Things to know before you book:

  • Wear appropriate clothing. The weather in the Cairngorms can be unpredictable, no matter the time of year! Hiking boots or wellies with good grip are a must for both the hike to the enclosure, and for the paddock. It’s wise to bring a waterproof coat too – for both rain and against the wind on the mountainside. 
  • Be prepared to hike. You must make sure everyone in your group is able to complete a 30-40 minute mountain walk over potentially tough terrain. The trails can be slippery in inclement weather.
  • You can’t pet the reindeer. Everyone wants that cute Instagram snap of them cuddling a reindeer, but the rules on hill trips have changed since the pandemic and the only contact you’ll have with the reindeer is when they eat from your hands during the short feeding session.
  • Bring a camera! Even if you’re visiting by yourself, the guides are on hand to take photos of visitors feeding the herd or just standing by them. It’s definitely worth bringing a camera if you have one so you can get some photos as a souvenir!
  • During Winter, the hill trips are weather-dependant. They also rely on the guides being able to find the herd – the reindeer are fully free-ranging after all! They were only in an enclosure for our morning hill trip as they were yet to have breakfast. If you want to avoid disappointment, we suggest booking in the Spring to ensure you see the herd, and have a better chance of good weather!
  • Support the herd! The shop at the Reindeer Centre is open daily (mid February – December inclusive) and there are dozens of different gifts on display! From toys, books and Sami style keyrings, to antler earrings, leather dram sets and reindeer-motif hats! There’s also the chance to adopt reindeer, with proceeds spent entirely on the upkeep of the herd including their food and welfare in the form of medicines and veterinary care.

Is a visit to the Cairngorm reindeer herd worth it?

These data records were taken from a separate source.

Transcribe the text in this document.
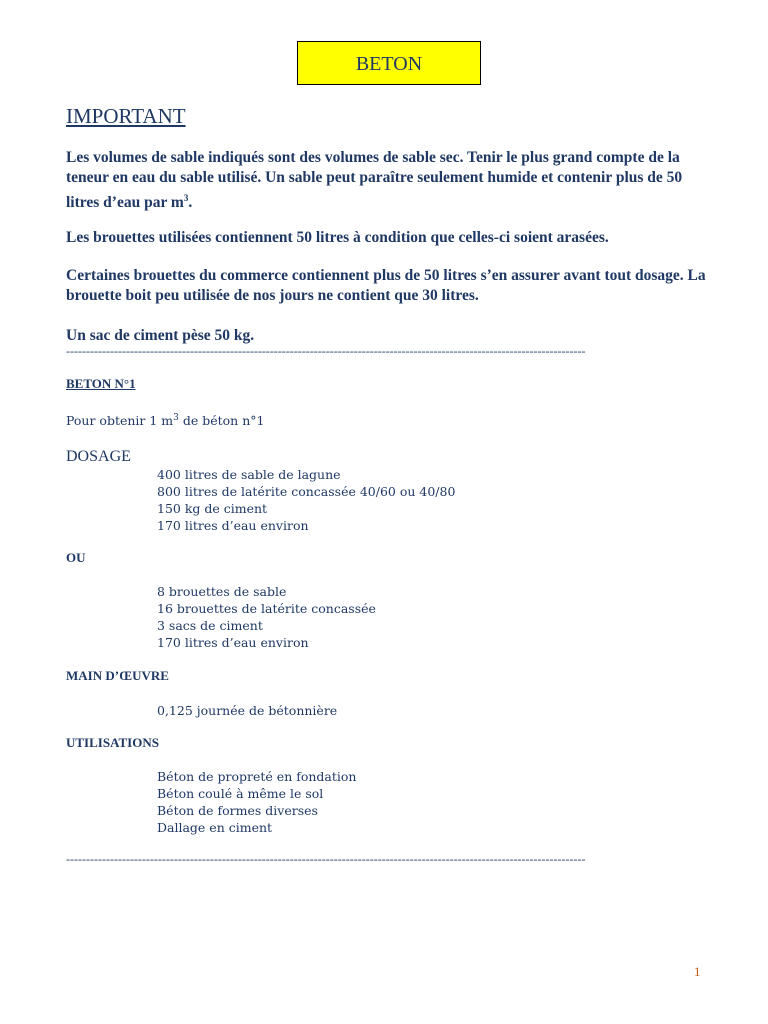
BETON
IMPORTANT
Les volumes de sable indiqués sont des volumes de sable sec. Tenir le plus grand compte de la teneur en eau du sable utilisé. Un sable peut paraître seulement humide et contenir plus de 50 litres d’eau par $m^3$.
Les brouettes utilisées contiennent 50 litres à condition que celles-ci soient arasées.
Certaines brouettes du commerce contiennent plus de 50 litres s’en assurer avant tout dosage. La brouette boit peu utilisée de nos jours ne contient que 30 litres.
Un sac de ciment pèse 50 kg.
----------------------------------------------------------------------------------------------------------------------------------
BETON N°1
Pour obtenir 1 $m^3$ de béton n°1
DOSAGE
400 litres de sable de lagune
800 litres de latérite concassée 40/60 ou 40/80
150 kg de ciment
170 litres d’eau environ
OU
8 brouettes de sable
16 brouettes de latérite concassée
3 sacs de ciment
170 litres d’eau environ
MAIN D’ŒUVRE
0,125 journée de bétonnière
UTILISATIONS
Béton de propreté en fondation
Béton coulé à même le sol
Béton de formes diverses
Dallage en ciment
----------------------------------------------------------------------------------------------------------------------------------
1
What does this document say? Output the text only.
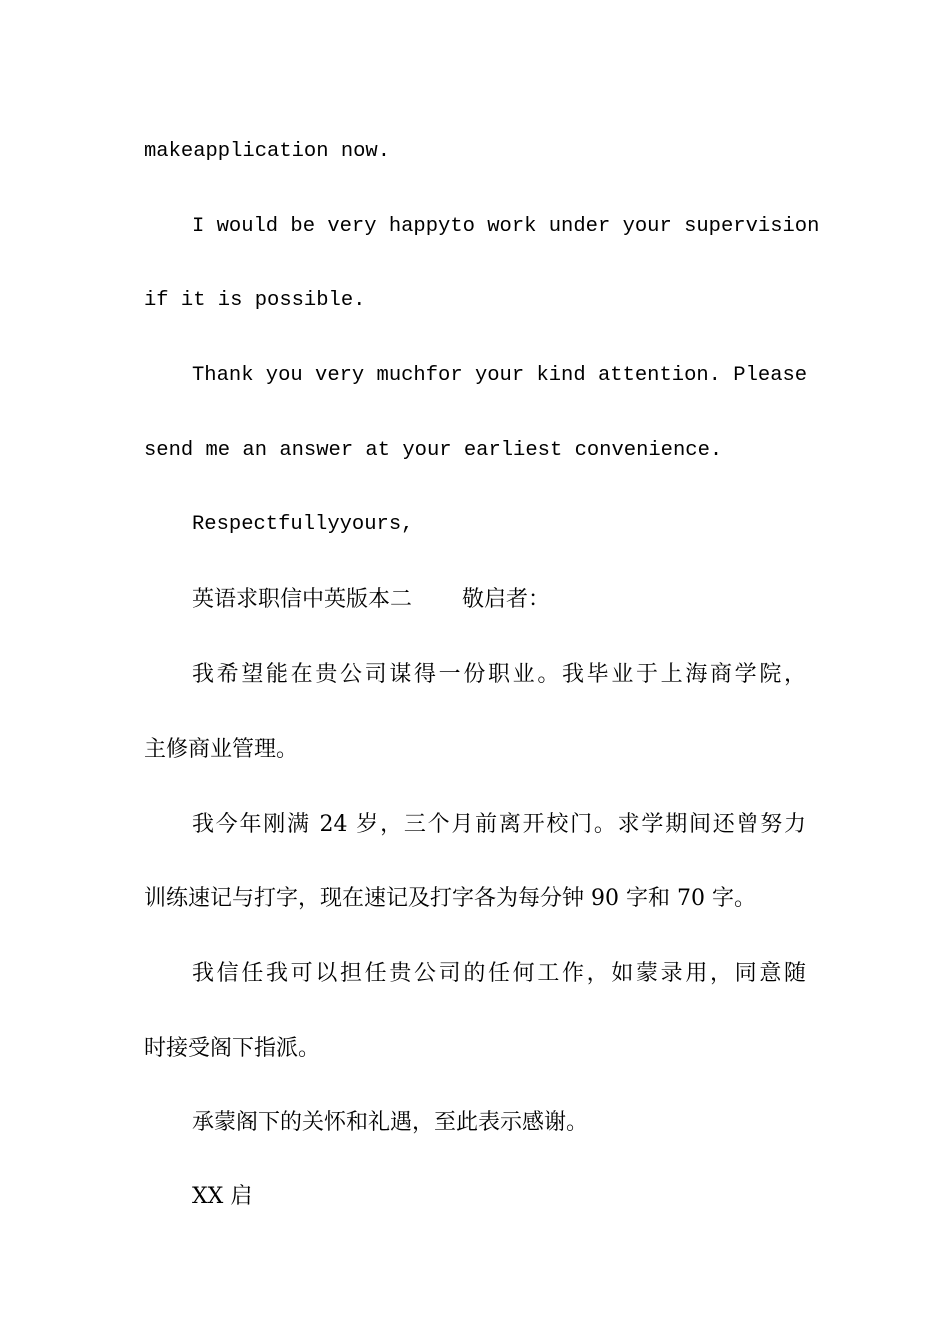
makeapplication now.
I would be very happyto work under your supervision
if it is possible.
Thank you very muchfor your kind attention. Please
send me an answer at your earliest convenience.
Respectfullyyours,
英语求职信中英版本二 敬启者：
我希望能在贵公司谋得一份职业。我毕业于上海商学院，
主修商业管理。
我今年刚满 24 岁，三个月前离开校门。求学期间还曾努力
训练速记与打字，现在速记及打字各为每分钟 90 字和 70 字。
我信任我可以担任贵公司的任何工作，如蒙录用，同意随
时接受阁下指派。
承蒙阁下的关怀和礼遇，至此表示感谢。
XX 启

In our opinion, yes! It’s a fantastic way for visitors of all ages to spend the morning – you’ll get right up close to the reindeer herd, learn more about their history, and the cost of your ticket directly supports the herd and the running costs of the Centre. In April 2023, we paid £21 each for our adult tickets, though you can find up-to-date prices for the hill trips on their website. For us, the opportunity to hand-feed reindeer was a once-in-a-lifetime experience and it was made even more special by the friendly and knowledgable guides, who were on hand throughout our visit to answer the dozens of questions we had! We will say that the hill trips might not be suitable for those with mobility issues – in that case, you can always book a paddock trip to see the reindeer at the Centre without the hike to reach them!